Nothing to add to the title. I know that normal priors always pull the maximum-likelihood estimate toward the prior mean at least to some degree, but is the broader, more sweeping statement of the thread title also true?
This might be too pedantic, but priors don’t affect the maximum likelihood estimate at all. However, they do lead to other estimators, including the posterior mean, the posterior median, the posterior mode (MAP estimate) and so forth. The answer to your question depends on exactly what quantity you are wondering about comparing to the maximum likelihood estimate.
Actually, sorry. Just realized that for none of these estimators is it the case that this estimator will necessarily be closer than the ML estimate to the prior mean.
I meant pulling the posterior mean away from the ML estimate and toward the prior mean, but should have been more explicit.
Is there an example of a scenario where the prior is non-uniform, and the posterior mean doesn’t end up somewhere between the MLE and the prior mean?

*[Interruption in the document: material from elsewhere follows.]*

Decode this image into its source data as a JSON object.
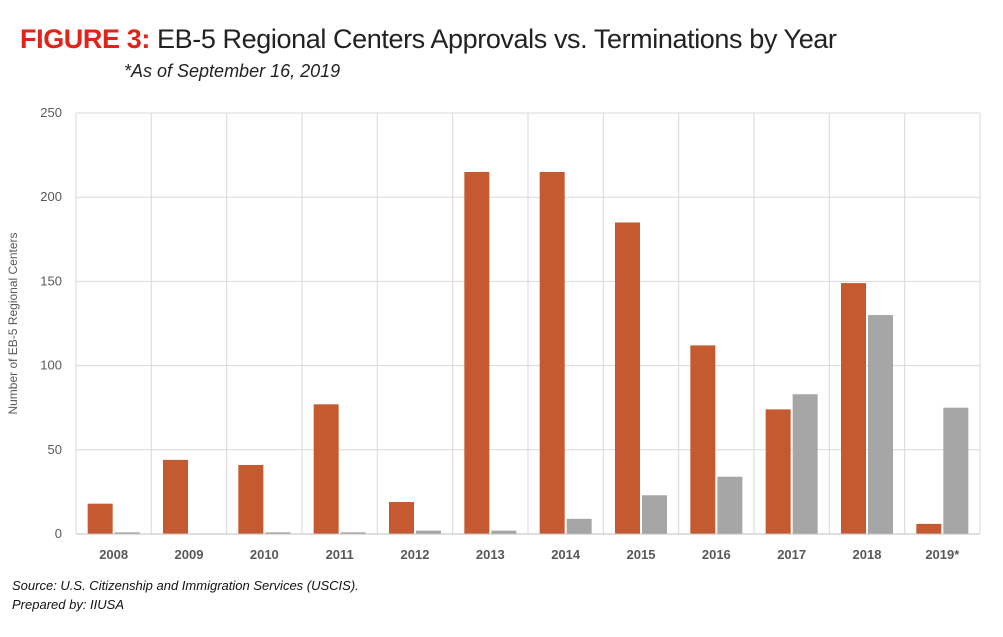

Sure. Suppose the likelihood is standard normal, and the prior is an equal-weight mixture of a normal centered at -1 and a normal centered at 100. The posterior mean will get pulled negative.
Wow, that’s one hell of a prior!
Can we at least trust that whenever the prior is unimodal, the posterior mean will end up somewhere between the MLE and the prior mean?

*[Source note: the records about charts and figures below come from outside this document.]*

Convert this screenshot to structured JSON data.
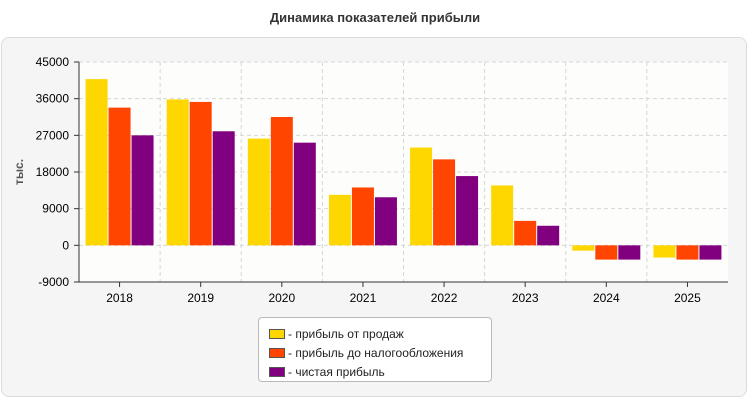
{
  "chart_data": {
    "type": "bar",
    "title": "Динамика показателей прибыли",
    "ylabel": "тыс.",
    "xlabel": "",
    "categories": [
      "2018",
      "2019",
      "2020",
      "2021",
      "2022",
      "2023",
      "2024",
      "2025"
    ],
    "series": [
      {
        "name": "- прибыль от продаж",
        "color": "#FFD700",
        "values": [
          40800,
          35800,
          26200,
          12400,
          24000,
          14700,
          -1300,
          -3000
        ]
      },
      {
        "name": "- прибыль до налогообложения",
        "color": "#FF4500",
        "values": [
          33800,
          35200,
          31500,
          14200,
          21100,
          6000,
          -3500,
          -3500
        ]
      },
      {
        "name": "- чистая прибыль",
        "color": "#800080",
        "values": [
          27000,
          28000,
          25200,
          11800,
          17000,
          4800,
          -3500,
          -3500
        ]
      }
    ],
    "ylim": [
      -9000,
      45000
    ],
    "yticks": [
      "45000",
      "36000",
      "27000",
      "18000",
      "9000",
      "0",
      "-9000"
    ],
    "grid": true,
    "legend_position": "bottom"
  }
}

Nope. Suppose the prior is lognormal and the likelihood concentrates between its mean and its mode.
I think the property “the posterior mean will end up somewhere between the MLE and the prior mean” holds when the prior can be expressed as n_0 “fake” observations from the same distribution as the actual n observations. Then the posterior is a weighted average between prior mean (from fake data) and observed mean (from real data).
The universe of possibilities here is big, and makes statements like this one not correct in full generality, although they might be good heuristics for some set of real-world applications. Consider any prior and likelihood such that the posterior and prior means aren’t identical. We can always add a very narrow, finite spike in the likelihood function–narrow enough that the posterior is essentially unaffected–between the prior mean and the posterior mean, such that the distance between the prior and posterior means is larger than the distance between the ML estimate and the prior mean.
Actually, even more generally, note that the locations of the prior and posterior means are not invariant under reparameterization, but the location of the ML estimate is. So in general we can probably reparameterize just about any model to an equivalent model that places the ML estimate between the prior and posterior means.
Maybe this is the “solution”, as demoralizing as it may sound.
I don’t see why there would be such a reparameterization in general (eg. in more than one dimension). Reparameterization changes both the prior and the posterior. So it’s like one action having two related effects simultaneously and the prior/posterior may not change in a way that satisfies the “posterior estimate between prior and MLE” property any better. Your examples show the property doesn’t hold in general. And I was wondering what assumptions guarantee that it holds (hence the heuristic of “prior as additional observations”; I realized though that it’s a very restrictive condition as it assumes the same weight for all components of a multi-dimensional parameter).